Dans l'ensemble, au cours de ces deux semaines, le soutien en faveur d'une tarification ou d'une taxe sur les GES s'est accru, une nette majorité de ceux qui ont pris la parole soulignant l'importance de l'adoption d'une telle politique par l'OMI. Plusieurs pays africains, y compris de nouveaux PMA, ont apporté un nouveau soutien et se sont montrés ouverts à des discussions plus approfondies, tandis que de nombreux Petits États insulaires en développement, certains PMA et des nations développées ont continué à apporter un soutien solide.

Les effets économiques sur les pays, tels que l'impact de ces mesures sur le PIB, ainsi que la garantie d'une transition juste et équitable demeurent des préoccupations majeures. De nombreux participants ont également fait part de leurs préoccupations concernant la vulnérabilité de certaines régions au changement climatique et l'importance de la protection de la sécurité alimentaire. Cette dernière question a pris de l'importance lors de cette réunion, de nombreux pays exprimant leur crainte que l'augmentation des prix à l'importation des produits alimentaires essentiels, résultant des mesures à moyen terme, n'exacerbe l'insécurité alimentaire existante. D'autres travaux seront menés sur cette question, et un rapport sera présenté lors de la réunion MEPC 83 (avril 2025).

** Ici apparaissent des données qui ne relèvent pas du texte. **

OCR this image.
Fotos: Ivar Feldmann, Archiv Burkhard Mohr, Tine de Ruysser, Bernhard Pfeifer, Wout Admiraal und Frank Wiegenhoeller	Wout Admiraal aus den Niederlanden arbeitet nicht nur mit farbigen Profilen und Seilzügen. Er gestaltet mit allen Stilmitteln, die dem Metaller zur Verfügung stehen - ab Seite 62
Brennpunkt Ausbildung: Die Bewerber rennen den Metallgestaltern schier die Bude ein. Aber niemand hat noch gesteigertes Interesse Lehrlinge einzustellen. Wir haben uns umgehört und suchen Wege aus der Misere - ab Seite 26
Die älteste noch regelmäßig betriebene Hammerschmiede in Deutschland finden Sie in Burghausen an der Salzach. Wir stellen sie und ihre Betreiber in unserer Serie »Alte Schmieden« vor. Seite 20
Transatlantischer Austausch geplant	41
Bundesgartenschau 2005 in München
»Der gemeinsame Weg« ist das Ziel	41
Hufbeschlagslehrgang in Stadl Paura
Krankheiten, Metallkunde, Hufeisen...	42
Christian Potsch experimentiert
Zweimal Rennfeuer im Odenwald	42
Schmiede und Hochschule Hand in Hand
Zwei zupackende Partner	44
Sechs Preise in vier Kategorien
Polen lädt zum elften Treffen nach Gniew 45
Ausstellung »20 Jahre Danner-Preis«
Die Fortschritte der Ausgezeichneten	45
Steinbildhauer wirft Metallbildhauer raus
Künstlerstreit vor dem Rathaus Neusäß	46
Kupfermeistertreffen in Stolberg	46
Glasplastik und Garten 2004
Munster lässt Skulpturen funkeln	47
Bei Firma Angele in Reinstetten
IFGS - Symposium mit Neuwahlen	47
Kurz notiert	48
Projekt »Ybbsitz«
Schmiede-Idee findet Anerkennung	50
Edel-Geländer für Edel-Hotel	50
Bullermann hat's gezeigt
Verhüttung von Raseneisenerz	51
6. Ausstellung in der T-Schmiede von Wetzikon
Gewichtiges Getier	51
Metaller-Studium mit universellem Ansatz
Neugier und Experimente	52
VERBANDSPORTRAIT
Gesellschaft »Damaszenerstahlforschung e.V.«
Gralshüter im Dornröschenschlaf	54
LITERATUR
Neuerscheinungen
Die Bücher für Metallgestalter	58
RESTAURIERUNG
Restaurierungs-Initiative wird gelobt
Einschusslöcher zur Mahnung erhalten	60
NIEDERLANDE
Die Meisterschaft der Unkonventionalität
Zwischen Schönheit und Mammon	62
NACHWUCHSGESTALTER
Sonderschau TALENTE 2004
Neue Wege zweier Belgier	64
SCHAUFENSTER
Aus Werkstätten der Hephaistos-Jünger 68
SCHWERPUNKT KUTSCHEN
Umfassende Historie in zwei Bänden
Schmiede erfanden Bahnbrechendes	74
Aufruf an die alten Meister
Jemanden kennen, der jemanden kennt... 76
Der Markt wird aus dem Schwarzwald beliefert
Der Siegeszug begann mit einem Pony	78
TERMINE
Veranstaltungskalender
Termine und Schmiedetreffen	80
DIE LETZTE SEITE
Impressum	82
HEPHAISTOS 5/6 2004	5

Transport maritime et finance climat

Une minorité croissante d'États membres a souligné la nécessité d'utiliser les recettes au-delà du secteur maritime, en plus d'autres utilisations possibles. Nombreux sont ceux qui, dans ce groupe, ont fait valoir – de même que ce document co-écrit par des chercheurs de l'Iddri – qu'ils seraient confrontés à des impacts économiques négatifs significatifs du fait de la réglementation, mais qu'ils n'en tireraient aucun bénéfice si les fonds étaient limités à une utilisation dans l'industrie du transport maritime. Un exemple frappant est venu de l'intervention d'un pays enclavé parmi les moins avancés, qui, sans industrie maritime ni potentiel d'investissement dans les ports ou les infrastructures connexes, est confronté à de sérieux risques d'impacts négatifs en raison de sa forte dépendance à l'égard des importations agricoles.

Parallèlement, la pression monte également en dehors du secteur maritime, car les discussions sur le financement de la lutte contre le changement climatique mettent en évidence les besoins considérables des pays et l'espace fiscal limité (tant dans les pays développés que dans les pays en développement) pour répondre à ces besoins. De nouvelles initiatives, telles que la Global Solidarity Levies Taskforce ou la Bridgetown-Initiative-3-0, considèrent le secteur maritime comme une source crédible de nouvelles recettes, sur la base du principe du « pollueur-payeur ». Le temps presse pour que les pays parviennent à un accord d'ici avril 2025 et garantissent une transition « juste et équitable » pour le secteur maritime.